In [None]:
pip install pyspark

In [None]:
pip install findspark

In [None]:
# Import all dependencies

import findspark
import os
from pyspark.sql import SparkSession
from pyspark.sql.functions import avg, max, min, col, row_number
from pyspark.sql.window import Window

In [None]:
findspark.init(os.environ["SPARK_HOME"])

In [None]:
# Set up Spark Session
spark = SparkSession.builder.getOrCreate()

In [None]:
# Read movies.dat into a Spark Dataframe

file_path = "/Users/wadirmalik/Downloads/ml-1m/movies.dat"

file_options = {
    "header": False,
    "inferSchema": True,  
    "delimiter": "::" 
}

movies_df = spark.read.options(**file_options).csv(file_path)

movies_df = movies_df.withColumnRenamed("_c0", "MovieID") \
            .withColumnRenamed("_c1", "Title") \
            .withColumnRenamed("_c2", "Genres")

movies_df.show()

In [None]:
# Read ratings.dat into a Spark Dataframe

file_path = "/Users/wadirmalik/Downloads/ml-1m/ratings.dat"

file_options = {
    "header": False,
    "inferSchema": True,  
    "delimiter": "::" 
}

ratings_df = spark.read.options(**file_options).csv(file_path)

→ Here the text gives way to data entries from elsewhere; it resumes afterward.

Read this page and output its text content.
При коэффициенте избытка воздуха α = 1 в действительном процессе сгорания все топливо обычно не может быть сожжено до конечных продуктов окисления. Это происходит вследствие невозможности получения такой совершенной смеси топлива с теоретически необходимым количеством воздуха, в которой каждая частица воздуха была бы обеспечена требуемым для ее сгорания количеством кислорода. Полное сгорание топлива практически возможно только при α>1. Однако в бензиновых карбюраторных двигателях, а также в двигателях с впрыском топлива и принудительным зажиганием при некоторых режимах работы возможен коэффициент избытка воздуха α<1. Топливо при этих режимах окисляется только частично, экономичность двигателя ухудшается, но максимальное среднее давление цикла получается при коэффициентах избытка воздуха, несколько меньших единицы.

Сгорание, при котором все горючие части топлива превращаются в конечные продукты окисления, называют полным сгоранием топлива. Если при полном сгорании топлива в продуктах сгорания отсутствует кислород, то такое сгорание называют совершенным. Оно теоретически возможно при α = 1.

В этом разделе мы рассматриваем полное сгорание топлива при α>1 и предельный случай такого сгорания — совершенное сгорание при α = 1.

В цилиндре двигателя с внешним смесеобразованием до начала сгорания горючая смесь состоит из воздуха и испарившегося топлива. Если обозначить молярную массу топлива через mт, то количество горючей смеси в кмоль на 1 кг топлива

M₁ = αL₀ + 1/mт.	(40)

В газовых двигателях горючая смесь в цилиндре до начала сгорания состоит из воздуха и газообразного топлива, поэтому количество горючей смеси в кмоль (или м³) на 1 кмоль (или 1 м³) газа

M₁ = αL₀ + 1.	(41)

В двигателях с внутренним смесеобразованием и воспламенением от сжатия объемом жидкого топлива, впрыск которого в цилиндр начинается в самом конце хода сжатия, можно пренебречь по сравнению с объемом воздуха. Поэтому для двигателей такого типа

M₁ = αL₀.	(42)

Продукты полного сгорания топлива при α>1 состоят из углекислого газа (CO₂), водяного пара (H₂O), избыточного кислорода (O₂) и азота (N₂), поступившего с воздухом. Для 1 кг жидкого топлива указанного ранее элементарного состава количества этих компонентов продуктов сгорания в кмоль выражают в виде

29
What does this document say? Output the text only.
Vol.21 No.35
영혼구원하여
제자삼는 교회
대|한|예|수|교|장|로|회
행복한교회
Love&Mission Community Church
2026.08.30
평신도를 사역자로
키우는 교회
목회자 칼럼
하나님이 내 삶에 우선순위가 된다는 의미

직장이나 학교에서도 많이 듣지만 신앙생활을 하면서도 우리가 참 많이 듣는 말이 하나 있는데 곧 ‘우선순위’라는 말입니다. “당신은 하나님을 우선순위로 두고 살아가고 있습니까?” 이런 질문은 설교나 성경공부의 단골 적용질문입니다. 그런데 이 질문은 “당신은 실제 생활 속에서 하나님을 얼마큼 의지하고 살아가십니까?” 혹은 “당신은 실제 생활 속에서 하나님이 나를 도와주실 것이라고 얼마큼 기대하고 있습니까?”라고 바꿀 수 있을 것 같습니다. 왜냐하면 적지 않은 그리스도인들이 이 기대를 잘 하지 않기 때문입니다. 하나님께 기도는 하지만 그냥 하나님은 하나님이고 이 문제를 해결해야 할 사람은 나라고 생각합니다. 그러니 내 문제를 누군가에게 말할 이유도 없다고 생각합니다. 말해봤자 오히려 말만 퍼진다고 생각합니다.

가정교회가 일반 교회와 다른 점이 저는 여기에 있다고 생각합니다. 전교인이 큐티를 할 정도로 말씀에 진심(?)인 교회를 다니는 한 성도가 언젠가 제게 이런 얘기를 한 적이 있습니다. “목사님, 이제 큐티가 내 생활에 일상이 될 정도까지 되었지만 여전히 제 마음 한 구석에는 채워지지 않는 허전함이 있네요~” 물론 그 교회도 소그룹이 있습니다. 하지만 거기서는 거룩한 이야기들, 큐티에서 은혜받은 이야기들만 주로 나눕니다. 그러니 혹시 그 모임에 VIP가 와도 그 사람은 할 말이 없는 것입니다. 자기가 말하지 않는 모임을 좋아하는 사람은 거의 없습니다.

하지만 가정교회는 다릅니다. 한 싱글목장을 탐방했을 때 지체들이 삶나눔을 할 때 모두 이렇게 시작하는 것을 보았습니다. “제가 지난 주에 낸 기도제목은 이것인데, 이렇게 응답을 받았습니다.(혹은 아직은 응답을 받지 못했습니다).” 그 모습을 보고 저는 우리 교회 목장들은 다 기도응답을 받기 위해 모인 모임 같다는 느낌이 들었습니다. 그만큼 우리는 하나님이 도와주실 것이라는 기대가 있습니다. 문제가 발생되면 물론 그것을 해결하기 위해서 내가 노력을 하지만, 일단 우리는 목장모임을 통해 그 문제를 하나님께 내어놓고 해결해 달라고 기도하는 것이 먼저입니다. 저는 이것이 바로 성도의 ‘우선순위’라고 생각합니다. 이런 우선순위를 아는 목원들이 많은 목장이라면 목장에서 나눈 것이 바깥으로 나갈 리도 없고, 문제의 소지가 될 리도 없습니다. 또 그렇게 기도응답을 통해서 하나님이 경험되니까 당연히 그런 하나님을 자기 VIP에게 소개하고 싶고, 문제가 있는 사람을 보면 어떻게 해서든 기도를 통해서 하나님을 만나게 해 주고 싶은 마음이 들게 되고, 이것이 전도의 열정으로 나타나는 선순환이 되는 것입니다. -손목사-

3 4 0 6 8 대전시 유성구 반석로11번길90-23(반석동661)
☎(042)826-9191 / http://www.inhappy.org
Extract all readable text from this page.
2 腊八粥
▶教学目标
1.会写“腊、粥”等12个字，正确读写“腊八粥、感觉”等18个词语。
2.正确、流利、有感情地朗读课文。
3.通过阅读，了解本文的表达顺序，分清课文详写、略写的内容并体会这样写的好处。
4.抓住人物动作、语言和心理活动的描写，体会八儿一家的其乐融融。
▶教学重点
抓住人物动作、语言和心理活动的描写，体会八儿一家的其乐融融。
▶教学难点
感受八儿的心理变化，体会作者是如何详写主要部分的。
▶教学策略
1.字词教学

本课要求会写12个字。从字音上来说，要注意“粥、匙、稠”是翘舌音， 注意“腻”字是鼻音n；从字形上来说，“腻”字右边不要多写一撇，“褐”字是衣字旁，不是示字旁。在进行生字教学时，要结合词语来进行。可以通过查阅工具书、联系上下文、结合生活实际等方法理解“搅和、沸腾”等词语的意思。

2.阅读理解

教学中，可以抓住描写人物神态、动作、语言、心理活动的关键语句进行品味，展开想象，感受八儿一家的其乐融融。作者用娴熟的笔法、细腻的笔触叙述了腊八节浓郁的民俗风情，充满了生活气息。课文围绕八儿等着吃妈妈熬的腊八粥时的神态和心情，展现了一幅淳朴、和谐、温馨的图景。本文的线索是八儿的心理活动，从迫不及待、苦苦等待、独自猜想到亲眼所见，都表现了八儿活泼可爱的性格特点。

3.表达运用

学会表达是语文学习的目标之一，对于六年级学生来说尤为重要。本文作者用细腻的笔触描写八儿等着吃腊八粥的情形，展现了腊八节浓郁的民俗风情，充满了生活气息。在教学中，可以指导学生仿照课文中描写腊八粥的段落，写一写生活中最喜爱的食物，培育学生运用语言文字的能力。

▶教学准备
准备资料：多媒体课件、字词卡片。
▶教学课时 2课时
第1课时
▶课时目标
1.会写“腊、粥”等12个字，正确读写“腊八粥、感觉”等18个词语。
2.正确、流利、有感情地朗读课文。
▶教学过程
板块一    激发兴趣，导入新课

ratings_df = ratings_df.withColumnRenamed("_c0", "UserID") \
            .withColumnRenamed("_c1", "MovieID") \
            .withColumnRenamed("_c2", "Rating") \
            .withColumnRenamed("_c3", "Timestamp")

ratings_df.show()

In [None]:
# create a new dataframe containig max, min and avg rating of the movies

movie_ratings_df = ratings_df.groupBy("MovieID").agg(max("Rating").alias("Max_Rating"), \
                                                     min("Rating").alias("Min_Rating"), \
                                                     avg("Rating").alias("Avg_Rating"))
movie_ratings_df.show()

In [None]:
# join the max, min and avg dataframe to the movies dataframe

movies_with_ratings_df = movies_df.join(movie_ratings_df, "movieId", "inner")

movies_with_ratings_df.show()

In [None]:
# create a new dataframe that shows the users top 3 rated movies

window_spec = Window.partitionBy("UserId").orderBy(col("Rating"))
top_movies_df = ratings_df.withColumn("Rank", row_number().over(window_spec)).filter(col("Rank") <= 3)
top_movies_df.show()

In [86]:
# Write out original and new datafarmes in an efficient format of your choice (I chose CSV)

movies_df.write.format("csv").mode("overwrite").save("movies.csv")
ratings_df.write.format("csv").mode("overwrite").save("ratings.csv")
movies_with_ratings_df.write.format("csv").mode("overwrite").save("movies_with_ratings.csv")
top_movies_df.write.format("csv").mode("overwrite").save("top_movies.csv")